Despite its losses so far, Russia may still be hoping to make more gains on the battlefield, especially in the east, in territory including Mariupol, which Moscow demands Ukraine cede to Russian-backed separatists.
But in a daily intelligence update, the UK's defence ministry said the entire battlefield across northern Ukraine – which includes huge armoured columns that once bore down on Kyiv – was now "static", with the invaders apparently trying to reorganise.
A veteran aide of president Vladimir Putin has also resigned over the war and left Russia with no intention to return, two sources said on Wednesday, making him the first senior official to break with the Kremlin since Putin launched his invasion a month ago.
The Kremlin confirmed that the aide, Anatoly Chubais, had resigned of his own accord.
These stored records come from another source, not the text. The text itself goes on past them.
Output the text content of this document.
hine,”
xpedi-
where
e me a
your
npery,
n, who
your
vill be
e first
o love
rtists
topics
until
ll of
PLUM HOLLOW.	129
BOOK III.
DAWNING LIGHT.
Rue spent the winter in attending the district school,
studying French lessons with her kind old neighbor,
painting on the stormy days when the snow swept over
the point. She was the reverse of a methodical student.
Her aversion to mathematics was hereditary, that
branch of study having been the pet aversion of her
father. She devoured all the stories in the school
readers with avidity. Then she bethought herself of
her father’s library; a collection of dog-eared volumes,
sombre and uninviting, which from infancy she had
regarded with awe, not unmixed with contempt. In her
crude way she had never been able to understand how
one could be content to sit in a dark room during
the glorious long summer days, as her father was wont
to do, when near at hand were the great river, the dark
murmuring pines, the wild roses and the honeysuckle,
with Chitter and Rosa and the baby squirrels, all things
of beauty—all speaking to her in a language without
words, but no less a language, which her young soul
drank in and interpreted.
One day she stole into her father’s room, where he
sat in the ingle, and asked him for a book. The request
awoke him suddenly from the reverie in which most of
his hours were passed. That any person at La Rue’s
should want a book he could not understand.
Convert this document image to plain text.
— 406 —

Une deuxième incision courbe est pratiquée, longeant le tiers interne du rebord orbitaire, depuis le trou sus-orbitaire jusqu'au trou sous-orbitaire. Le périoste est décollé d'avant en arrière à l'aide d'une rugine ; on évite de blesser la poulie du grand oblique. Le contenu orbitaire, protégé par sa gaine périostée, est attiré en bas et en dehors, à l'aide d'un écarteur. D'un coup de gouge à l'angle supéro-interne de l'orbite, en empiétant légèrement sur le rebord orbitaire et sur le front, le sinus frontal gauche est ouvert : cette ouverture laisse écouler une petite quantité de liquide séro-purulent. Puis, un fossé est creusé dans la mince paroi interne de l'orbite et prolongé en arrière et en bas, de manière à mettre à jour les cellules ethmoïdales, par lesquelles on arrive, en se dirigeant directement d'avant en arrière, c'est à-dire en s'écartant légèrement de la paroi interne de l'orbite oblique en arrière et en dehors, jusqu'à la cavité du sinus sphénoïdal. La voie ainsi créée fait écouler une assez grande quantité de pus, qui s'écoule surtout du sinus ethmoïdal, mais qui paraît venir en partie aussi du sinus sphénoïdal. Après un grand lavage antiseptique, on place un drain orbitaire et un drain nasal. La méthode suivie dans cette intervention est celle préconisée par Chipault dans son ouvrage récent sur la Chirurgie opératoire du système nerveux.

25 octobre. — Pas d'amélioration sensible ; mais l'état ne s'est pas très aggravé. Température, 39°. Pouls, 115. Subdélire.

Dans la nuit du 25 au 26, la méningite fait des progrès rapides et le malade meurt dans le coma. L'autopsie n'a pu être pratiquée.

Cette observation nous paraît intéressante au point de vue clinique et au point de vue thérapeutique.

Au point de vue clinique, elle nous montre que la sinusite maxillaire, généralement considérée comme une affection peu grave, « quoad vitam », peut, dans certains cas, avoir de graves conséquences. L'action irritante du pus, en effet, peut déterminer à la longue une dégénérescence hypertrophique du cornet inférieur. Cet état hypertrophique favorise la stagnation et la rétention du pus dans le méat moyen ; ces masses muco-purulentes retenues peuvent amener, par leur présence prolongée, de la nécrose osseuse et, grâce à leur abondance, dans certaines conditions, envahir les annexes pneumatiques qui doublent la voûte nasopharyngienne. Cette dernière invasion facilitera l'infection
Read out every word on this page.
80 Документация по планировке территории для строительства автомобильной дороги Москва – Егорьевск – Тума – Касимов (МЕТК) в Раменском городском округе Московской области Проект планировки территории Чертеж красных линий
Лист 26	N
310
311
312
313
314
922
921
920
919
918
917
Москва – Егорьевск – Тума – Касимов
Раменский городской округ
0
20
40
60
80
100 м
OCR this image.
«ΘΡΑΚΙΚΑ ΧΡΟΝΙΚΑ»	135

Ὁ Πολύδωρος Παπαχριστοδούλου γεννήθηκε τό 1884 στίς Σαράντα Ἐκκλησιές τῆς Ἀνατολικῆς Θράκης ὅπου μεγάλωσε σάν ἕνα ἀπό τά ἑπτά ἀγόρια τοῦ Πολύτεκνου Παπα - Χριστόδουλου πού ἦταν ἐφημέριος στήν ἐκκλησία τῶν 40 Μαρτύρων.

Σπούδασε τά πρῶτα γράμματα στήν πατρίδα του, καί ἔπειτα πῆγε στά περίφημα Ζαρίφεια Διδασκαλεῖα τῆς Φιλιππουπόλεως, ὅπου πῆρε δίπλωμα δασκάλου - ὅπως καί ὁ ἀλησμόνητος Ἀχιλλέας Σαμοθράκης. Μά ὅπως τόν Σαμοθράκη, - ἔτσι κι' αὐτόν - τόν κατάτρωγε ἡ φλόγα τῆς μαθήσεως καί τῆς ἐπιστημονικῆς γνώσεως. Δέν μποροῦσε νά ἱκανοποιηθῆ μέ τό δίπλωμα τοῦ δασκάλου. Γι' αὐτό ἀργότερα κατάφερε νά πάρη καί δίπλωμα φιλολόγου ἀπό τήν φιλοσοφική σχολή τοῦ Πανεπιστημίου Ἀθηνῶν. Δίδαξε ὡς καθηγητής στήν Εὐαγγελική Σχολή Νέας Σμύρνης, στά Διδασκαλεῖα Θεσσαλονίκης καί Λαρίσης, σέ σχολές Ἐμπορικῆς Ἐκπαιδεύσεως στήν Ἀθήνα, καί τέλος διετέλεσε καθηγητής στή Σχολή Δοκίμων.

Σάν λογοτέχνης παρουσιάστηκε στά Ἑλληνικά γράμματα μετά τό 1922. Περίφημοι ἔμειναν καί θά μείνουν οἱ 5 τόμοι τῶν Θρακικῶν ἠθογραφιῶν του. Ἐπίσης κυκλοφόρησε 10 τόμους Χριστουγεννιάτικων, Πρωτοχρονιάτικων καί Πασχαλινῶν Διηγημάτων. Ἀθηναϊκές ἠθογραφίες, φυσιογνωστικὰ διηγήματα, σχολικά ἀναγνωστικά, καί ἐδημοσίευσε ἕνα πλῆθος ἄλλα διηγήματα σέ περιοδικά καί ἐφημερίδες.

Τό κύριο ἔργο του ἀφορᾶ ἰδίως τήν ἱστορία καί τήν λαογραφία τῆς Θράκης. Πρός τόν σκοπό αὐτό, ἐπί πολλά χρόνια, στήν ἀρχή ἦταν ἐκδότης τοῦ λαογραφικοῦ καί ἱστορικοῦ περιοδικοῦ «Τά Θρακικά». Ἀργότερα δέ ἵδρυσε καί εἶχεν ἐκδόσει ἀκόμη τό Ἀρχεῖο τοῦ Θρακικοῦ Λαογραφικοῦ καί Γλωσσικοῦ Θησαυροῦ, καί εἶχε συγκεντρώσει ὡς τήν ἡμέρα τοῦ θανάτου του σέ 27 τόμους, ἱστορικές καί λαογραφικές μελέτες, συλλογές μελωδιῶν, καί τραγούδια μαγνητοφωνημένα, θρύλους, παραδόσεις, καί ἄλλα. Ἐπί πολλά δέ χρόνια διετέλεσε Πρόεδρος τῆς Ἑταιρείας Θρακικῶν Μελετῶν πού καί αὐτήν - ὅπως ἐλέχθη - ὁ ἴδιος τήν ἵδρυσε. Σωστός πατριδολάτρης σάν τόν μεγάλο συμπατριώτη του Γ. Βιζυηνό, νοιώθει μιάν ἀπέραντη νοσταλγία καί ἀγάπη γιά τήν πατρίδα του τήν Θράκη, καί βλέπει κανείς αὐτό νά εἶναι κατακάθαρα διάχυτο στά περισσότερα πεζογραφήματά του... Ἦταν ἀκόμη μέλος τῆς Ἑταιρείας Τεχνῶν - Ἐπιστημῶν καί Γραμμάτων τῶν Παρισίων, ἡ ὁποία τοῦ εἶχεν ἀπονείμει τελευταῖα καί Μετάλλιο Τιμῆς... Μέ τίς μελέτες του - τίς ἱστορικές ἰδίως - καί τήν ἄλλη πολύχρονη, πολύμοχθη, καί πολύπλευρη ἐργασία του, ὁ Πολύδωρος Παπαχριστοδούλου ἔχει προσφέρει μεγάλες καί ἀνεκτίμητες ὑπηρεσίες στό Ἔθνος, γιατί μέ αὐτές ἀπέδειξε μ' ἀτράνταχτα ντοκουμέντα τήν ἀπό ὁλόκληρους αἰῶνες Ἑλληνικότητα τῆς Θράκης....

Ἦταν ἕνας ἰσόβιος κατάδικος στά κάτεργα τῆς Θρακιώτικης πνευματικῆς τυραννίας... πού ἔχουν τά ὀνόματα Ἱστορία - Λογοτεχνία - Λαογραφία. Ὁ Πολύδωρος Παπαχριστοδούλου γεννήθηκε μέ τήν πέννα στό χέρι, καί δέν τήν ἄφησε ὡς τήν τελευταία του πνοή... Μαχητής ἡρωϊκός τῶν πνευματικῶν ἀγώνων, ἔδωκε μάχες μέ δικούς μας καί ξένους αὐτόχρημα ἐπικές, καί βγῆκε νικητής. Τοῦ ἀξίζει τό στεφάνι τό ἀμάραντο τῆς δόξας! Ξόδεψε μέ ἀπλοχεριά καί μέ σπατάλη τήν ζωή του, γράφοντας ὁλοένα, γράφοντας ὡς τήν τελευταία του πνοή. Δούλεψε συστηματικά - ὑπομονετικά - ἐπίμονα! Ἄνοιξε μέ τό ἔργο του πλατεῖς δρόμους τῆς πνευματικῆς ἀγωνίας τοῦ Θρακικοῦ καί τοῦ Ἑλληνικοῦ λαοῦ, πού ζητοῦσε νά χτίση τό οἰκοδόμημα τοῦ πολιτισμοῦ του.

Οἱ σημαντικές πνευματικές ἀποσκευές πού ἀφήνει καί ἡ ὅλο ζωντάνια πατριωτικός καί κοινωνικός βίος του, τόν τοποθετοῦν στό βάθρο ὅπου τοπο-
Read more: Russian supplies will last ‘no more than three days’, Ukraine military claims
In a further sign of growing Ukrainian confidence, on Wednesday a Ukrainian presidential adviser Oleksiy Arestovych said he expected the active phase of the Russian invasion to be over by the end of April as the Russian advance had already stalled in many areas.
Speaking on local television, Arestovych said Russia had already lost 40% of its attacking forces and played down the prospect of Russia waging nuclear war.
Nato will likely decide on Thursday to ramp up military forces on its eastern flank, the head of the alliance said, while also warning Russia against using nuclear weapons.
"I expect leaders will agree to strengthen Nato's posture in all domains, with major increases in the eastern part of the alliance. On land, in the air and at sea," Nato chief Jens Stoltenberg told a news conference ahead of the summit in Brussels on Thursday.